The subtracter 10 subtracts the actual speed from the target speed, outputs a signal corresponding to the deviation to the actuator 3 through the power amplifier 11, drives the actuator 3 to eliminate the deviation, and causes the magnetic head 2 to follow the target speed profile. position and fix it on the target track. FIG. 2 is a graph showing the relationship between each target speed profile and the actual speed for the magnetic head in the case of a long span, and FIG. 3 is a graph in the case of a short span. First, in the case of long span, it is substantially the same as the case of long span shown in FIG. A slight overshoot occurs when each state changes, but the actual speed catches up with this during the process of decelerating the target speed, and after that, it follows the target speed and stops. In addition, in the case of a short span, as shown in Fig. 3, the initial speed of the target speed V2 is lower than in the case shown in Fig. 6, and the time required to reach the positioning stop is slightly longer, resulting in an overall deceleration process. The gradient at is set small, and the actual speed overshoots when it reaches the target speed, as shown by the broken line, but it is then able to follow the target speed before the target speed reaches zero. .

In the above-described embodiment, a case has been described in which the seek bang is divided into a long span region and a short span region, and target speed profiles for each are determined in advance and stored in the storage unit 8, but the seek bang is not limited to this. The bread may be further divided into narrower regions and a target speed profile may be set for each region. Furthermore, in the above-described embodiment, the configuration in which the target profile is determined in advance and stored in the storage unit 8 has been described, but the target speed profile corresponding to the seek span is sequentially determined based on the correspondence relationship between the seek span and the target speed profile. Of course, it may be outputted to the subtracter 10 via the D/A converter 9.

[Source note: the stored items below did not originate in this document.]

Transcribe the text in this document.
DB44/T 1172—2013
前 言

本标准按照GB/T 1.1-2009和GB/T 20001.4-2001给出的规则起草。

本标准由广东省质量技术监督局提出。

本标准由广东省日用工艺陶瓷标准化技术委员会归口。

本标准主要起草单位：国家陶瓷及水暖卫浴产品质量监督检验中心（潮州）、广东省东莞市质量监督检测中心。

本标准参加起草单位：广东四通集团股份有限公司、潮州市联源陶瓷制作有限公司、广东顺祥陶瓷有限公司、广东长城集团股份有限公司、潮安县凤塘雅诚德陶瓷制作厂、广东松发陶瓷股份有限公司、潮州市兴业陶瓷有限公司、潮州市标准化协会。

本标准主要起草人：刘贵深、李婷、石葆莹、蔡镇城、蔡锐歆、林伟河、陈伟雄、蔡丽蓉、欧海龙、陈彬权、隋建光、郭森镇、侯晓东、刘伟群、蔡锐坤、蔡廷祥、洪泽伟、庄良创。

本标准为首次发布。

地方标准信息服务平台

Furthermore, in the above embodiment, the target speed profile is set separately for a constant speed process and a constant rate deceleration process, but the target speed profile is not limited to this, and the target speed is such that the magnetic head 2 can be positioned and stopped as quickly and accurately as possible. The patterns in between are not particularly limited. [Effects of the Invention] As described above, in the device of the present invention, a target speed profile corresponding to the seek distance is determined and the actual speed of the head is controlled to match this profile, so that inconveniences such as head positioning failure can be prevented. The present invention has excellent effects such as significantly improving reliability.

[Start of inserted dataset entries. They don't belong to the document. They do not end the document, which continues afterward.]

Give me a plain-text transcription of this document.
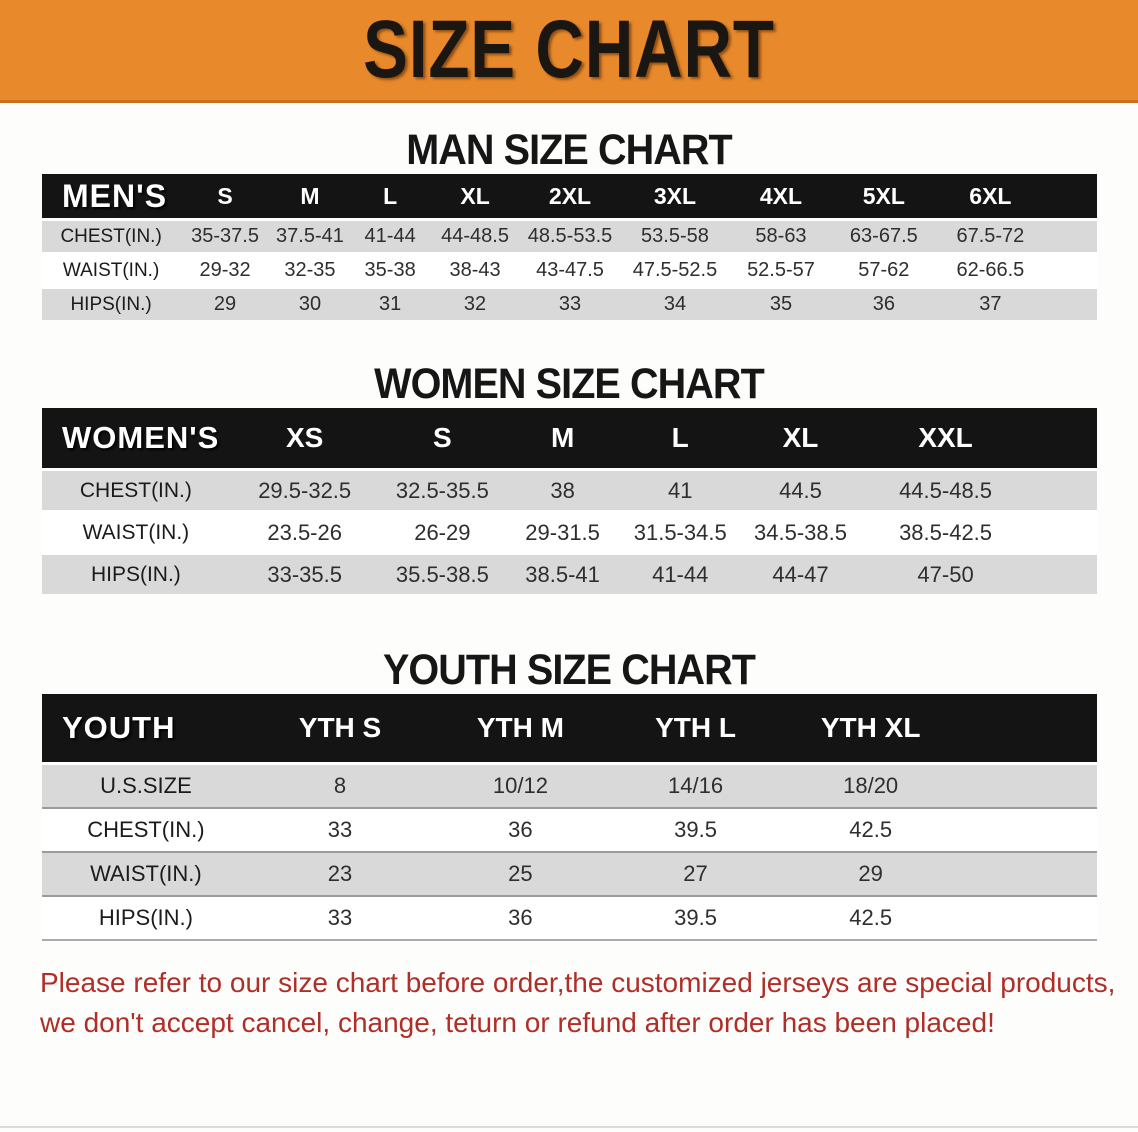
SIZE CHART
MAN SIZE CHART
MEN'S	S	M	L	XL	2XL	3XL	4XL	5XL	6XL	
CHEST(IN.)	35-37.5	37.5-41	41-44	44-48.5	48.5-53.5	53.5-58	58-63	63-67.5	67.5-72	
WAIST(IN.)	29-32	32-35	35-38	38-43	43-47.5	47.5-52.5	52.5-57	57-62	62-66.5	
HIPS(IN.)	29	30	31	32	33	34	35	36	37	
WOMEN SIZE CHART
WOMEN'S	XS	S	M	L	XL	XXL	
CHEST(IN.)	29.5-32.5	32.5-35.5	38	41	44.5	44.5-48.5	
WAIST(IN.)	23.5-26	26-29	29-31.5	31.5-34.5	34.5-38.5	38.5-42.5	
HIPS(IN.)	33-35.5	35.5-38.5	38.5-41	41-44	44-47	47-50	
YOUTH SIZE CHART
YOUTH	YTH S	YTH M	YTH L	YTH XL	
U.S.SIZE	8	10/12	14/16	18/20	
CHEST(IN.)	33	36	39.5	42.5	
WAIST(IN.)	23	25	27	29	
HIPS(IN.)	33	36	39.5	42.5	

Please refer to our size chart before order,the customized jerseys are special products,

we don't accept cancel, change, teturn or refund after order has been placed!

[Brief explanation of drawings]

FIG. 1 is a block diagram showing the head positioning control system in the device of the present invention, FIGS. 2 and 3 are graphs showing the relationship between the target speed profile and the actual speed in the device of the present invention, and FIG.
The figure is a block diagram showing a head positioning control system in a conventional device, and FIGS. 5 and 6 are graphs showing the relationship between the target speed profile and actual speed in the conventional device. 1...Magnetic disk 2...Magnetic head 3...
Actuator 4...Position detecting section 5...Trunk passage detecting section 6...Speed detecting section 7...Microprocessor 8...Storage section 10...Subtractor
In the figures, the same symbols indicate the same or equivalent parts.

Claims (1)

[Claims] (1) In a disk device that detects the actual seek speed of the head and controls the actuator of the head so as to follow a predetermined target speed profile, the relative number of seek tracks is detected and the relative seek track number and the target speed profile are determined. A disk device characterized in that a target speed profile corresponding to a detected relative seek track number is determined based on a predetermined correspondence with a speed profile, and control is performed so that an actual seek speed follows the target speed profile.